I come from a local San Diego fishing family and fresh fish is never more than a call away between all the charters, sport boat captains, and local fishing friends. Having fresh seafood around is a huge luxury that we never take for granted but it’s always nice to keep things fresh and add new recipes to our repertoire.

Husband with the goods.

Recently my husband went to British Columbia on a surfing/ fishing trip and brought home some beautiful Spring Salmon. Never heard of Spring Salmon? Well I hadn’t either. Turns out that in the area around Vancouver Island, Spring Salmon is what Chinook or King Salmon is referred to as. Salmon is a special treat for us in our family, as it’s not a species that is available through our local fishery in the Southern California Bight. This recipe is one that is applicable to several species, but for me it’s especially lovely with Salmon. 

There are two main components for this recipe and that’s the cooking of the salmon and then the sauce.

Below are the ingredients that you’ll need for this recipe:

Salmon on its own is such a delicious fish and not too much has to be done to make it a stand-out dish. For me, it’s more about the textures since the flavor is so prevalent. I like to make sure the salmon is a little crispy on the outside so that it compliments the tender meat of the fish and as far as the sauce goes it adds that extra acidity that makes all the flavors pop.

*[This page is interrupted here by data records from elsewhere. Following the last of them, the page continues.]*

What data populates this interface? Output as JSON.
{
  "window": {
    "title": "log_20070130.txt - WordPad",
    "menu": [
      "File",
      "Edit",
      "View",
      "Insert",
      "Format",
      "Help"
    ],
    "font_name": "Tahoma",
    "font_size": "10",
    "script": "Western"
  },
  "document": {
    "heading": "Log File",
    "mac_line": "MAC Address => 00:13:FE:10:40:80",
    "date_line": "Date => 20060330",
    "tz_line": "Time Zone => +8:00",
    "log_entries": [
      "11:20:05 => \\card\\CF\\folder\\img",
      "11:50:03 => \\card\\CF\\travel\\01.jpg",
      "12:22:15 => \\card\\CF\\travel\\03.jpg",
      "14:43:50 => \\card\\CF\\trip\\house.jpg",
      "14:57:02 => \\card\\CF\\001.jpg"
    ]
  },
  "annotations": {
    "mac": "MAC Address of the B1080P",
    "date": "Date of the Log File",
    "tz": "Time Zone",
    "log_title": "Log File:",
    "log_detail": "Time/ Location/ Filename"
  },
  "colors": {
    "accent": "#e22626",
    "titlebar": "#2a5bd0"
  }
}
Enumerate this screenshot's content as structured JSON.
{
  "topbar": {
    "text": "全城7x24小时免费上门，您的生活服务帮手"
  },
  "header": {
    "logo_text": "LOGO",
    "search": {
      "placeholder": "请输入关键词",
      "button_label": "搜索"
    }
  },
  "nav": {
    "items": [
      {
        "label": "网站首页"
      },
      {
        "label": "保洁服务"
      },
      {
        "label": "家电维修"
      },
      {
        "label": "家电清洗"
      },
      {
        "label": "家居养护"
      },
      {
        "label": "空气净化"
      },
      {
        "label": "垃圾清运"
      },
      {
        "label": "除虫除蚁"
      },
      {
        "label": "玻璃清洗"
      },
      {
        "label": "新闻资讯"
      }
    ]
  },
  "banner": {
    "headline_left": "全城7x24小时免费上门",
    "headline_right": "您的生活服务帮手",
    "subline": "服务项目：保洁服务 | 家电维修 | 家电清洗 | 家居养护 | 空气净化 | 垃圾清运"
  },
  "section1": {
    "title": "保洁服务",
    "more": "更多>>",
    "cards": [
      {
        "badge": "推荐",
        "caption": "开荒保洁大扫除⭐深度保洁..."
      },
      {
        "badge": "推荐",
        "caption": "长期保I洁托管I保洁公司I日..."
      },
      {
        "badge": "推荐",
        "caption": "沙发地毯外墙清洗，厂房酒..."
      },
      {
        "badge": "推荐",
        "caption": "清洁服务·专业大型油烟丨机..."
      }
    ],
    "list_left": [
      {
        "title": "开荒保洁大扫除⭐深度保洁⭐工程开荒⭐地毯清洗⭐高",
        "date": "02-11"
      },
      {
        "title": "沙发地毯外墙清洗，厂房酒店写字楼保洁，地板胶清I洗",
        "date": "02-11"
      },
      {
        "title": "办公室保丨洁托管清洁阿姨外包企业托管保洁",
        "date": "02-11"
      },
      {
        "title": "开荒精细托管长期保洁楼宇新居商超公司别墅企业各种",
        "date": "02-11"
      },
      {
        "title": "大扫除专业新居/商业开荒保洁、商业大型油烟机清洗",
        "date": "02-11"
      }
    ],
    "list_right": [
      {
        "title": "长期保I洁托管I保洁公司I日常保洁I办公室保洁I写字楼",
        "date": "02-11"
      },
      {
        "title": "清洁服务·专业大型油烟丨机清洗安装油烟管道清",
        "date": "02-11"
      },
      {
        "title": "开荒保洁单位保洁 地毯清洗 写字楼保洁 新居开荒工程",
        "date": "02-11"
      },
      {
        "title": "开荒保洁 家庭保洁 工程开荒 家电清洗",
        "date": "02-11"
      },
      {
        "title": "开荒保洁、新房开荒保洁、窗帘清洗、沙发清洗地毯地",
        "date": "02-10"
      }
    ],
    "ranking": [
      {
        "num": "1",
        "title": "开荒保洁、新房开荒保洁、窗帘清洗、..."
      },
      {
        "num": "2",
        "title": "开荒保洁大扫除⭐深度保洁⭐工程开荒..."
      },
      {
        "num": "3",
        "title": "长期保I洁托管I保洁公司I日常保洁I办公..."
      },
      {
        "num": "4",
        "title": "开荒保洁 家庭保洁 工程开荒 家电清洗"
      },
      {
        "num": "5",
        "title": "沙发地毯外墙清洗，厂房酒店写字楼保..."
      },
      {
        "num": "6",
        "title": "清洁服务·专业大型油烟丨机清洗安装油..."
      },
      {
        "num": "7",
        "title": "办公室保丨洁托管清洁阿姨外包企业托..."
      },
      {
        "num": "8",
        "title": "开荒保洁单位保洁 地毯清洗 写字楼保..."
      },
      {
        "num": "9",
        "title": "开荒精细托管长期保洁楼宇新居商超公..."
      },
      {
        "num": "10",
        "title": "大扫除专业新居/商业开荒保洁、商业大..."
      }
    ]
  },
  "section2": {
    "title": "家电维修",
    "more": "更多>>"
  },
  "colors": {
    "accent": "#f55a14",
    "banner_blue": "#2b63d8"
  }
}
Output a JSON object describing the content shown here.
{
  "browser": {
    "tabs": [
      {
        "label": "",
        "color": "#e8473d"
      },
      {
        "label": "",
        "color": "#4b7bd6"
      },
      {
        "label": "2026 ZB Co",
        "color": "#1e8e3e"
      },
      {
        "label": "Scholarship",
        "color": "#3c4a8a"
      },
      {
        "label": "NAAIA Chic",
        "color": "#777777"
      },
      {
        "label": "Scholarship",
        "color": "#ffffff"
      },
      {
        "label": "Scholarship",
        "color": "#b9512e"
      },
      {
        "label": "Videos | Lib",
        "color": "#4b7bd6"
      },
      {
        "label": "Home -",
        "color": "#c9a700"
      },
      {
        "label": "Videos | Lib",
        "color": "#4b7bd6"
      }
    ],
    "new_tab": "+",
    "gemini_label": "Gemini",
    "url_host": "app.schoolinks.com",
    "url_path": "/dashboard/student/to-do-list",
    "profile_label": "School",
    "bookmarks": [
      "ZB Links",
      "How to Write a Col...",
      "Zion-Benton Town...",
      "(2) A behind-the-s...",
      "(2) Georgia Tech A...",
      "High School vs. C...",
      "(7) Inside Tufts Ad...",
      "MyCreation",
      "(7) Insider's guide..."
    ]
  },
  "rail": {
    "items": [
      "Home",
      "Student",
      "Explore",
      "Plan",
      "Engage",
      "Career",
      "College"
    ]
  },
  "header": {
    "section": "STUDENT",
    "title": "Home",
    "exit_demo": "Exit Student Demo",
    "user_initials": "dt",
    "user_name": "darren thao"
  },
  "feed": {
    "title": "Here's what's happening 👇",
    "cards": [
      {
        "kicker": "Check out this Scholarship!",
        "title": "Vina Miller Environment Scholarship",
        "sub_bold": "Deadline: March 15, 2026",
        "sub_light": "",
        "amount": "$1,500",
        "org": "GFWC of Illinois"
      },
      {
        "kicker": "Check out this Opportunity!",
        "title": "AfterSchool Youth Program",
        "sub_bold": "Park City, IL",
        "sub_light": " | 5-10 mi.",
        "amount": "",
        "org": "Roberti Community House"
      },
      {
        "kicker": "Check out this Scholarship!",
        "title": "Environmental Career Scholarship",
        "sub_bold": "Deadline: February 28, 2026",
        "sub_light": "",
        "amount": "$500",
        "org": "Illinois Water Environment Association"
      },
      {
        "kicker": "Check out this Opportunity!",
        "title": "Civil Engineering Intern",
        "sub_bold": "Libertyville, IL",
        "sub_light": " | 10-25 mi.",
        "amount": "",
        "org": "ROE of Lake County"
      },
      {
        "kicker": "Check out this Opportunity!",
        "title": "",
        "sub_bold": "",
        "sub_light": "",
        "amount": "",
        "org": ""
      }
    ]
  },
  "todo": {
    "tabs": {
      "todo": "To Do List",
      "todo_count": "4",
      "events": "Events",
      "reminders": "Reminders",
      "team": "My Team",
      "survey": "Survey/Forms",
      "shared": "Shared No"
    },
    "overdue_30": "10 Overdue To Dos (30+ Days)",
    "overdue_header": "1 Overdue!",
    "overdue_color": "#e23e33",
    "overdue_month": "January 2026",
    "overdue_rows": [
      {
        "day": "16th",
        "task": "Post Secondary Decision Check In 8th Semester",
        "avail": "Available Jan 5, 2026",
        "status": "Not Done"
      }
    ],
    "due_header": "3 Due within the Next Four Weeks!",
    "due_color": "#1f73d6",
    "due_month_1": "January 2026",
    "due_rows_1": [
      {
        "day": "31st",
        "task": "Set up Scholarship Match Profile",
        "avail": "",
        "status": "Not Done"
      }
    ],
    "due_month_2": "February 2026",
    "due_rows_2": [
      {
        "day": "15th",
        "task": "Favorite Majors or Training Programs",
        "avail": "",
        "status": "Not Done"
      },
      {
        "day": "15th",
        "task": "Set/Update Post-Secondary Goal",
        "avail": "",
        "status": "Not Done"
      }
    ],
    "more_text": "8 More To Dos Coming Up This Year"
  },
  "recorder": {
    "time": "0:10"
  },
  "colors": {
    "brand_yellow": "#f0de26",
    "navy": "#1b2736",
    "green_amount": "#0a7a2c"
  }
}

  • 1-2 lbs. of fresh line caught Salmon
  • 2 tablespoons butter
  • cup of chicken stock
  • 1/2 cup white wine
  • 1/4 cup capers
  • juice of one lemon
  • zest of one lemon
  • 2 garlic cloves
  • 1-2 shallots
  • 2 table spoons of dijon mustard


  1. Prepare your piece of Salmon by cutting it into desired serving sizes. Make sure to pull bones out using a pair of needle nose pliers. Make sure to skin each piece of fillet. You'll also want to pat your pieces with a paper towel to make sure they are as dry as possible.
  2. Season fillets with Salt & Pepper. Salmon has a beautiful taste and these two simple ingredients really accentuate it. It's one of those fish species that don't need a great deal of seasoning.
  3. You'll want to get a cast iron pan and coat it with olive oil. Get your olive oil hot but not to the point of smoking, if it is smoking you'll need to turn down your heat. Gently place your salmon fillet's in the pan. Let the fillets. cook until the cooking marks have made it up halfway on the fillet., then flip. At this point, the outside of the fillet should have a golden crispness to it. It should take about 5-7 minutes on the first side and about 3-4 minutes on the opposite side. TIP: to avoid sticking do not move the fillets, once they get hot enough they'll simply un-stick allowing you to easily flip the fillet. Onc
  4. Remove fillets and place them on a dish with paper towels to absorb any excess oil and cool down.
  5. In the same pan, you've cooked the fillets, heat back up on low, and place a small coating of olive oil. Make sure to remove any fillet remnants. In the pan place your red onion as well as your shallots which have been cubed into small pieces. You'll want to let this sautee up for about 5 minutes until your onions become somewhat translucent.
  6. Once you've cooked up your onions, in the same pan add your garlic, white wine, capers, and lemon zest. Make sure to continue to stir lightly continuously for about 10 minutes.
  7. At this point, your Piccata sauce should start reducing add, chicken broth and mustard and continue to stir and reduce, lastly adding in butter. Continue cooking on low until you get it to an appropriate thickness which should be a little more liquid than creamy. Turn off the heat and let sit for 2-4 minutes.
  8. At this point, you are ready to plate. Place a bed of arugula on a plate with light Balsamic or Italian dressing, you don't need much dressing as the Piccata sauce will assist in dressing the salad as well. Please a piece of salmon on top of the salad and spoon over the piccata sauce. Don't be scared of putting too much on as you'll be coming back for more. A nice piece of french bread really ties in this dish as well.